In Montana, the Supreme Court held that where there is no intervention of treaty or federal law, a tribe has only limited civil regulatory authority, i.e., legislative jurisdiction, over non-tribal members for activities on reservation land alienated to non-Indians (non-Indian fee land). Montana, 450 U.S. at 563-65, 101 S.Ct. 1245. This limited civil regulatory authority includes the right to

regulate, through taxation, licensing, or other means, the activities of nonmembers who enter consensual relationships with the tribe or its members, through commercial dealing, contracts, leases, or other arrangements. A tribe may also retain inherent power to exercise civil authority over the conduct of non-Indians on fee lands within its reservation when that conduct threatens or has some direct effect on the political integrity, the economic security, or the health or welfare of the tribe.

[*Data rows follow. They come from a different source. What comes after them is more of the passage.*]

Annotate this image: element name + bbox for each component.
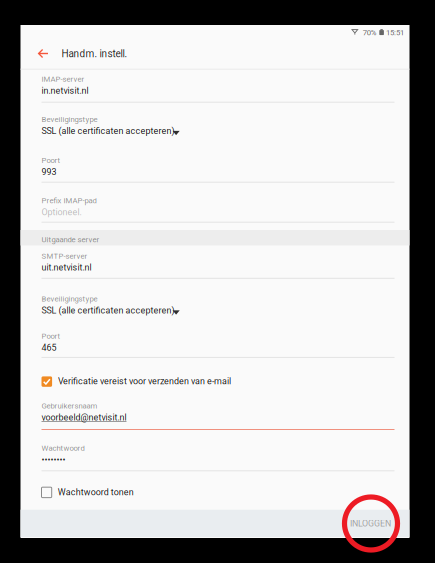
staticText: SSL (alle certificaten accepteren): [42, 305, 174, 316]
staticText: IMAP-server: [42, 75, 84, 84]
button[interactable]: Poort: [42, 332, 394, 362]
staticText: Gebruikersnaam: [42, 401, 98, 410]
button[interactable]: Beveiligingstype: [42, 294, 394, 324]
staticText: SSL (alle certificaten accepteren): [42, 126, 174, 136]
button[interactable]: Gebruikersnaam: [42, 401, 394, 431]
button[interactable]: Beveiligingstype: [42, 115, 394, 145]
button[interactable]: IMAP-server: [42, 75, 394, 105]
button[interactable]: SMTP-server: [42, 252, 394, 282]
staticText: ••••••••: [42, 454, 66, 465]
staticText: 465: [42, 342, 56, 353]
button[interactable]: Verificatie vereist voor verzenden van e…: [42, 374, 394, 390]
staticText: Prefix IMAP-pad: [42, 196, 96, 205]
staticText: Handm. instell.: [62, 48, 128, 60]
staticText: SMTP-server: [42, 252, 88, 261]
staticText: Uitgaande server: [42, 235, 100, 244]
staticText: voorbeeld@netvisit.nl: [42, 412, 126, 423]
button[interactable]: Poort: [42, 156, 394, 186]
staticText: Wachtwoord tonen: [58, 487, 134, 497]
staticText: 70%: [363, 28, 377, 37]
staticText: Beveiligingstype: [42, 294, 98, 303]
button[interactable]: INLOGGEN: [338, 512, 404, 534]
button[interactable]: Wachtwoord: [42, 444, 394, 474]
staticText: Poort: [42, 332, 60, 341]
staticText: 993: [42, 167, 56, 177]
button[interactable]: Prefix IMAP-pad: [42, 196, 394, 226]
staticText: INLOGGEN: [350, 518, 391, 529]
staticText: Wachtwoord: [42, 444, 84, 453]
button[interactable]: Back: [27, 39, 59, 68]
staticText: Optioneel.: [42, 207, 82, 218]
staticText: in.netvisit.nl: [42, 86, 88, 96]
staticText: Verificatie vereist voor verzenden van e…: [58, 376, 231, 387]
button[interactable]: Wachtwoord tonen: [42, 484, 394, 500]
staticText: uit.netvisit.nl: [42, 262, 92, 273]
staticText: 15:51: [386, 28, 404, 37]
staticText: Poort: [42, 156, 60, 165]
staticText: Beveiligingstype: [42, 115, 98, 124]
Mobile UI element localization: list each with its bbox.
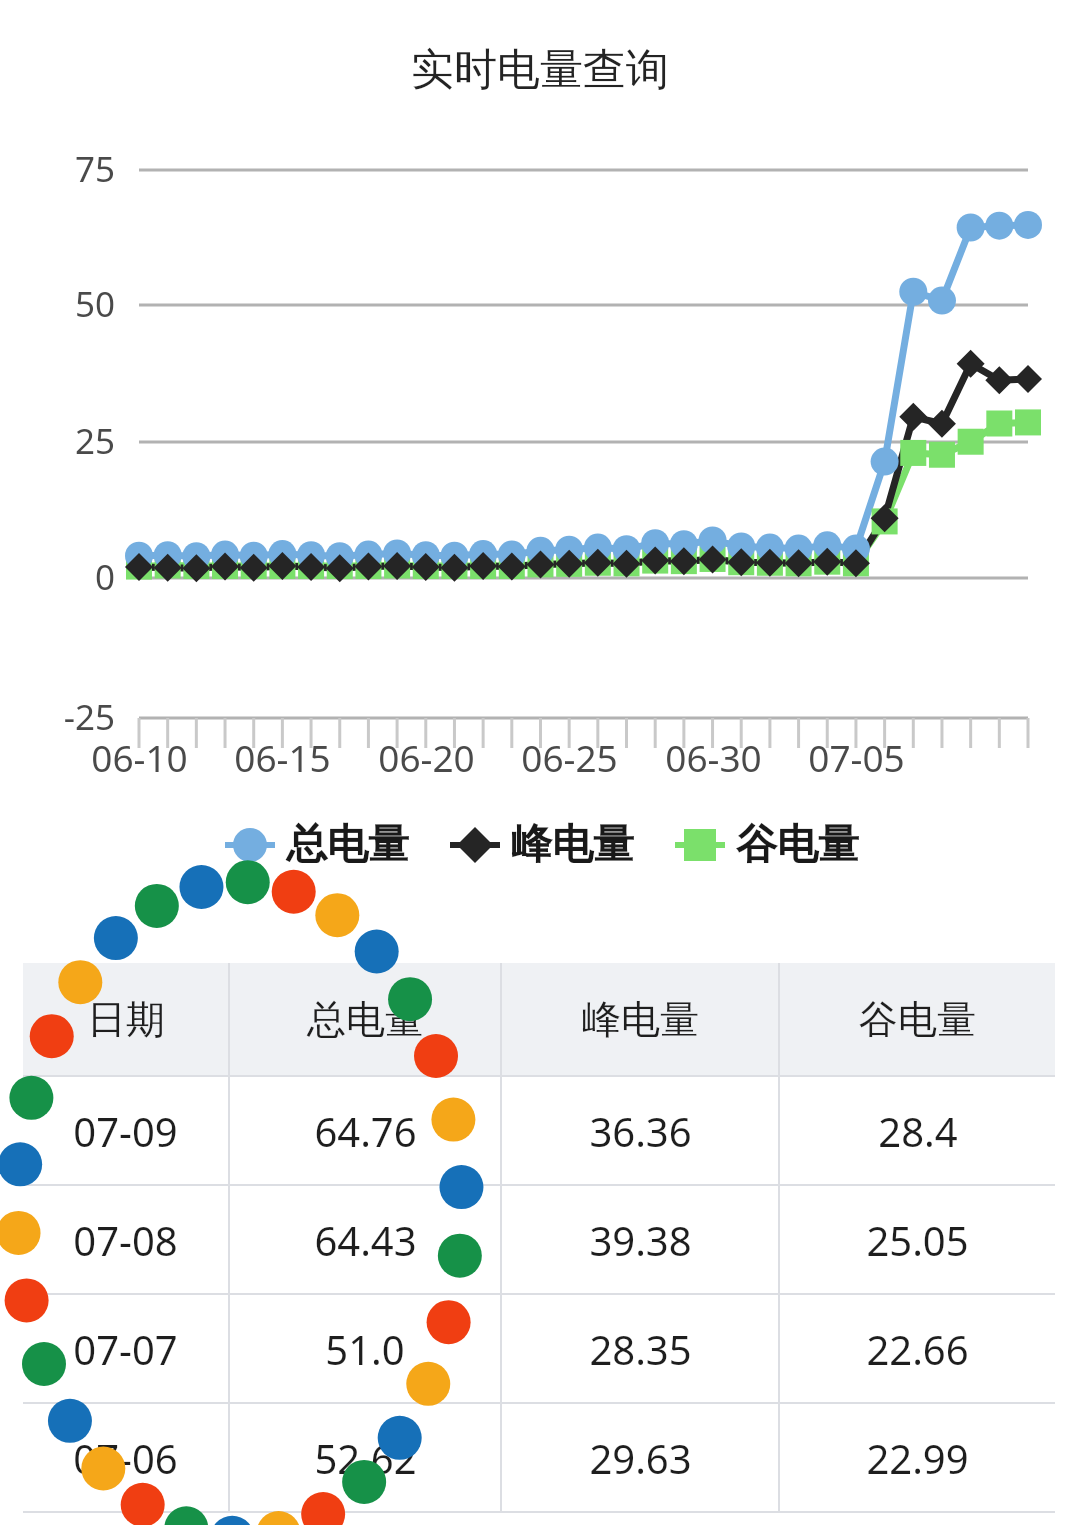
button[interactable]: 总电量: [222, 819, 409, 871]
staticText: 25.05: [866, 1213, 969, 1267]
staticText: 06-20: [378, 732, 475, 782]
button[interactable]: 07-07: [23, 1295, 1055, 1402]
staticText: 谷电量: [859, 995, 976, 1044]
staticText: 07-06: [73, 1431, 178, 1485]
staticText: 28.35: [589, 1322, 692, 1376]
staticText: 峰电量: [582, 995, 699, 1044]
staticText: 29.63: [589, 1431, 692, 1485]
staticText: 75: [74, 145, 115, 193]
staticText: 52.62: [314, 1431, 417, 1485]
staticText: 0: [94, 553, 115, 601]
staticText: 64.76: [314, 1104, 417, 1158]
staticText: 06-15: [234, 732, 331, 782]
staticText: 07-07: [73, 1322, 178, 1376]
staticText: 28.4: [878, 1104, 958, 1158]
staticText: 总电量: [307, 995, 424, 1044]
staticText: 日期: [87, 995, 165, 1044]
staticText: 06-30: [665, 732, 762, 782]
button[interactable]: 日期: [23, 963, 1055, 1075]
staticText: 22.66: [866, 1322, 969, 1376]
staticText: 51.0: [325, 1322, 405, 1376]
staticText: 07-05: [808, 732, 905, 782]
staticText: 07-09: [73, 1104, 178, 1158]
button[interactable]: 峰电量: [447, 819, 634, 871]
button[interactable]: 07-08: [23, 1186, 1055, 1293]
button[interactable]: 07-09: [23, 1077, 1055, 1184]
staticText: 64.43: [314, 1213, 417, 1267]
staticText: -25: [63, 693, 115, 741]
staticText: 07-08: [73, 1213, 178, 1267]
staticText: 06-10: [91, 732, 188, 782]
staticText: 22.99: [866, 1431, 969, 1485]
button[interactable]: 07-06: [23, 1404, 1055, 1511]
staticText: 峰电量: [511, 819, 634, 871]
staticText: 06-25: [521, 732, 618, 782]
button[interactable]: 谷电量: [672, 819, 859, 871]
staticText: 实时电量查询: [411, 43, 669, 97]
staticText: 39.38: [589, 1213, 692, 1267]
staticText: 25: [74, 417, 115, 465]
staticText: 50: [74, 280, 115, 328]
staticText: 总电量: [286, 819, 409, 871]
staticText: 谷电量: [736, 819, 859, 871]
staticText: 36.36: [589, 1104, 692, 1158]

Id. at 565-66, 101 S.Ct. 1245 (internal citations omitted). 1

A.

Long Warrior argues that two federal statutes authorize the Crow Tribe to entertain civil suits involving highway accidents caused in part by alcohol consumption. The two statutes, 25 U.S.C. § 2401 and 18 U.S.C. § 1161, however, cannot bear that weight. First, § 2401 is not a delegation of authority, but a list of congressional findings supporting Congress’ enactment of laws unrelated to the tribes’ authority to regulate or adjudicate alcohol-related highway accidents. See generally 25 U.S.C. §§ 24112455. 2 Therefore, Con *775 gress did not expressly authorize jurisdiction in tribal courts for personal injury actions involving alcohol. 18 U.S.C. § 1161 fares no better. Contrary to Long Warrior’s argument, § 1161 does not vest tribal courts with jurisdiction over alcohol-related personal injury lawsuits. Rather, as explained by the Supreme Court in United States v. Mazurie, 419 U.S. 544, 95 S.Ct. 710, 42 L.Ed.2d 706 (1975), § 1161 merely allows “Indian tribes, with the approval of the Secretary of the Interior, to regulate the introduction of liquor into Indian country, so long as state law was not violated.” Id. at 547, 95 S.Ct. 710 (emphasis added). Therefore, neither of the sections relied on by Long Warrior confers upon tribal courts the right to adjudicate the suit at hand.

B.

Long Warrior also claims that the tribal court has jurisdiction over this action because the Crow Tribe retained a gatekeeping right over Ok-E-Beh Road. This argument is meritless. A right-of-way over Ok-E-Beh Road, where the accident took place, was granted to the United States National Park Service “for road purposes in perpetuity, including, without limitation by reason of enumeration, the right to construct, maintain and use road, road turn offs, scenic view areas and parking areas.” A tribe cannot assert a gatekeeping right if, as here, it has^ost the “landowner’s right to occupy and exclude.” Strate, 520 U.S. at 456, 117 S.Ct. 1404. A plain reading of this right-of-way leads to the inescapable conclusion that the Crow Tribe “ ‘expressly reserved no right to exercise dominion or control over the right-of-way.’ ” County of Lewis v. Allen, 163 F.3d 509, 514 (9th Cir.1998) (quoting Strate, 520 U.S. at 456, 117 S.Ct. 1404). Therefore, “[t]he tribe[ ] ‘retained no ga-tekeeping right.’ ” Id. (quoting Strate, 520 U.S.